From all of the above it might not be immediately clear why we call it *Doppler* vibrometry. The Doppler effect was originally discovered as sounds changing their pitch, or frequency, when their source was moving towards or away from the observer. The same happens for light, and the effect is indeed contained in (2). If we have an out-of-plane DUT motion with constant velocity,

$$\Delta z(t) = z_0 + v \cdot t$$

where we arbitrarily set the initial distance $z_0 = 0$ for convenience, (2b) becomes

$$A_\mathrm{meas}(t) = A_0 r(t) \exp \Bigl[- i \Delta \omega t \Bigr] \tag{7a}$$

with

$$\Delta \omega = - 2 k_0 v \tag{7b}$$

and we can see that this is indeed corresponding to a frequency shift which is proportional to the velocity of the DUT, just as in acoustics.

#### Polarization

When the reference and measurement beams are not in the same state of polarization, the coherent mixing term which is extracted by means of subtraction in (3) becomes smaller. To be exact, it scales with the dot product of the Jones vectors describing the state of polarization. In the extreme that both are orthogonal, the current (3) will be zero. We have assumed that both beams have the same state of polarization and thus neglected polarization effects in the analysis above. However, we must make sure that this is really the case.

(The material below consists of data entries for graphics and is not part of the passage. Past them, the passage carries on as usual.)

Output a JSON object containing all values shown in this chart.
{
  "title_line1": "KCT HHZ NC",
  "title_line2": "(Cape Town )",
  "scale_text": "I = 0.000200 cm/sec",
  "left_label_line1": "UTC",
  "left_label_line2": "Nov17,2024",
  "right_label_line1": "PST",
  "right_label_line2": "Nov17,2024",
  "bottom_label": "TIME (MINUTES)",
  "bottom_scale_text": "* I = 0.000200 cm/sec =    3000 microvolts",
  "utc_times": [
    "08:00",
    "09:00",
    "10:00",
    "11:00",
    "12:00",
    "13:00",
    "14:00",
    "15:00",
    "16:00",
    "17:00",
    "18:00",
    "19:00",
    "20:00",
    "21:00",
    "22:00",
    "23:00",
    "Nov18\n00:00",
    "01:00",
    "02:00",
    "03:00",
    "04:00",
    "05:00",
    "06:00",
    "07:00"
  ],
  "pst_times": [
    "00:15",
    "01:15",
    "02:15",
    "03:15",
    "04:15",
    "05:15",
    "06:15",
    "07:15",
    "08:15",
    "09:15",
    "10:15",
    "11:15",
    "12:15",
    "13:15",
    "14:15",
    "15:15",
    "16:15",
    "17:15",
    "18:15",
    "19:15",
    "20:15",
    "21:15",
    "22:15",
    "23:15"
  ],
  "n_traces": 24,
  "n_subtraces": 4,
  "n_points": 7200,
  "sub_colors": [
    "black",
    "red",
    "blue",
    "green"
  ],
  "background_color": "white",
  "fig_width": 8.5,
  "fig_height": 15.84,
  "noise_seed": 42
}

The setup in Fig. 1 assumes that the frequency shifter changes an input with p-polarization to an output with s-polarization and vice versa. If a frequency shifter is used that does not affect the state of polarization or in a homodyne system, we could e.g. use a polarizing beam splitter instead of the optical hybrid immediately following the laser source.

#### Homodyning

The homodyne version of an interferometer foregoes the frequency shifter and may thus seem to be significantly simpler to implement. However, as outlined in the homodyne versus heterodyne post, a 90-degree optical hybrid is required for unambiguous detection of the measurement signal phase (which contains the DUT motion term). Such a hybrid, in free-space optics, consists of various beam splitters and a phase shifter, which all have to be very well aligned in order to obtain reasonable values for the overlap efficiency $\rho$. Also, four photodetectors must now be implemented and well balanced. Hence, the initially apparent simpler hardware is actually quite complicated.

Apart from the implementation overhead, homodyne versus heterodyne explains in detail how to extract the baseband signal $B(t)$ from the differential photocurrents (see (12) in that post), which is again much simpler since there is no downmixing required. The so-obtained signal is then basically identical to (4) above.

#### Interferometry cont’d

The principles explained above used a Mach-Zehnder-type interferometer for vibration measurement. However, there are other interferometer types which are more or less suited for LDV. Figure 2 shows a Michelson interferometer-based LDV device.

The Michelson interferometer is quite similar to the Mach-Zehnder setup. The DUT is especially easy to integrate into the setup as this kind of interferometer is based on reflection in both paths. Since that also holds for the reference path, the frequency shifter is traversed twice (unless some sort of ring configuration is used) and thus needs to shift the signal only by $\Delta\omega / 2$ each time. Again, λ plates are used to ensure that the states of polarization are matched on the photodetectors. A homodyne setup with a 90-degree hybrid instead of the frequency shifter is also possible.

Other interferometric setups like Mirau are generally also possible, but may be even more difficult to implement, especially in a heterodyne configuration.

**1** Optical path length

last posts in vibrometry:

What about self mixing interferometry ?

I was trying to limit this post to the basics. To understand self-mixing requires detailed knowledge of the processes within a laser diode, which would have exceeded this premise.